O mercado internacional continua convicto de que o Federal Reserve (Fed, o banco central dos Estados Unidos) vai colocar mais dinheiro na economia norte-americana e aguarda a definição sobre os incentivos para o início do mês que vem. Os reflexos que isso terá no dólar foram amplamente antecipados, assim como já houve reação de vários países emergentes e desenvolvidos à trajetória de queda do dólar. Agora, enquanto esperam as medidas dos EUA, os investidores parecem mais cautelosos.

No Brasil, não faltam razões para a cautela. Afinal, o governo mostrou forte disposição para atacar as entradas de recursos estrangeiros de curto prazo e garantiu que tem mais armas. Ontem, o ministro da Fazenda, Guido Mantega, disse que a cobrança de Imposto de Renda (IR) para investimentos estrangeiros em renda fixa não estava sendo cogitada, o que aliviou os negócios. Mas ele disse que está monitorando o efeito das mudanças do IOF e que a munição mais pesada ainda não foi usada.

Mantega acrescentou que "é preciso verificar o resultado das mudanças já anunciadas e acompanhar a atuação de outros países". Por isso, é importante ficar de olho nas políticas cambiais externas, que podem detonar novas ações no Brasil. O IR pode não estar no radar do governo agora, mas nada impede que ele seja utilizado a qualquer momento.

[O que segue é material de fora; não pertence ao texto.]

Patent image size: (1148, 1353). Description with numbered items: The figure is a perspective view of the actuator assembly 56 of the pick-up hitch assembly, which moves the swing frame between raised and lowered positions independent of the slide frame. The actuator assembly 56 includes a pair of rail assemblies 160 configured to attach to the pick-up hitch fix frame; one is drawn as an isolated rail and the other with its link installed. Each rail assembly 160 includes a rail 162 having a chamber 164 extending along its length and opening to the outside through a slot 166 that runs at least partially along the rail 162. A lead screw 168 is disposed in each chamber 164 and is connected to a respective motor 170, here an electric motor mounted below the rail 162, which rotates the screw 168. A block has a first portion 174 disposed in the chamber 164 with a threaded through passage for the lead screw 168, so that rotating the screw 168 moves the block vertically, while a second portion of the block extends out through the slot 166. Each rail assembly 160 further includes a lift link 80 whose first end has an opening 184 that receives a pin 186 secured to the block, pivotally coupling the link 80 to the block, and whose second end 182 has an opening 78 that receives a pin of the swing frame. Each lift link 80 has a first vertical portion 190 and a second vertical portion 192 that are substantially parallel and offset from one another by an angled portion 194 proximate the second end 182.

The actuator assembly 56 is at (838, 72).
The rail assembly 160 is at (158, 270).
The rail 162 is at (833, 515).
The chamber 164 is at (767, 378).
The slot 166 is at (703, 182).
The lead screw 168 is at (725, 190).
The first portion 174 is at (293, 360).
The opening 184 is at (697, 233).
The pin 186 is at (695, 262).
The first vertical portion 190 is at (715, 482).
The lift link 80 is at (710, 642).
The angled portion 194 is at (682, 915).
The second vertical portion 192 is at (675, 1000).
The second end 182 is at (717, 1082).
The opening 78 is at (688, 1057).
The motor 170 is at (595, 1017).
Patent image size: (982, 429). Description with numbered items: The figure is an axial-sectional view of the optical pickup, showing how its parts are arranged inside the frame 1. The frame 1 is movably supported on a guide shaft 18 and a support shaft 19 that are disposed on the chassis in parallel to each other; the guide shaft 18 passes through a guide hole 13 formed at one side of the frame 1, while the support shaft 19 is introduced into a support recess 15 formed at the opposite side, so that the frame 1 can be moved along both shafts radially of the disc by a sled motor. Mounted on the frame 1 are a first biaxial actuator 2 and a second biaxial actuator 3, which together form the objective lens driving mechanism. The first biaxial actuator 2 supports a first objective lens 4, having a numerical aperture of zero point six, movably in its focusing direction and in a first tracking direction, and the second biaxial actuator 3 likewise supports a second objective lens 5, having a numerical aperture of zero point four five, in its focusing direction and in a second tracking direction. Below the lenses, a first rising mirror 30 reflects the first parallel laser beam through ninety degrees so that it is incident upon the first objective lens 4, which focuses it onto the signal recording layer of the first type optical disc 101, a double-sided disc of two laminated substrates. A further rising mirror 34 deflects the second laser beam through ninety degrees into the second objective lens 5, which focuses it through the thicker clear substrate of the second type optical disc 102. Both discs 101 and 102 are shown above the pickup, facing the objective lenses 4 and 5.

No exterior, o Fed declarou recentemente que as próximas medidas de incentivo à economia dependerão dos indicadores. Hoje, a S&P/Case-Shiller divulga, às 11 horas (horário de Brasília), o índice de preços de moradias em 20 cidades de agosto. Será divulgado ainda o índice de preços de moradias em dez cidades. Às 12 horas, o Conference Board anuncia o índice de confiança do consumidor de outubro.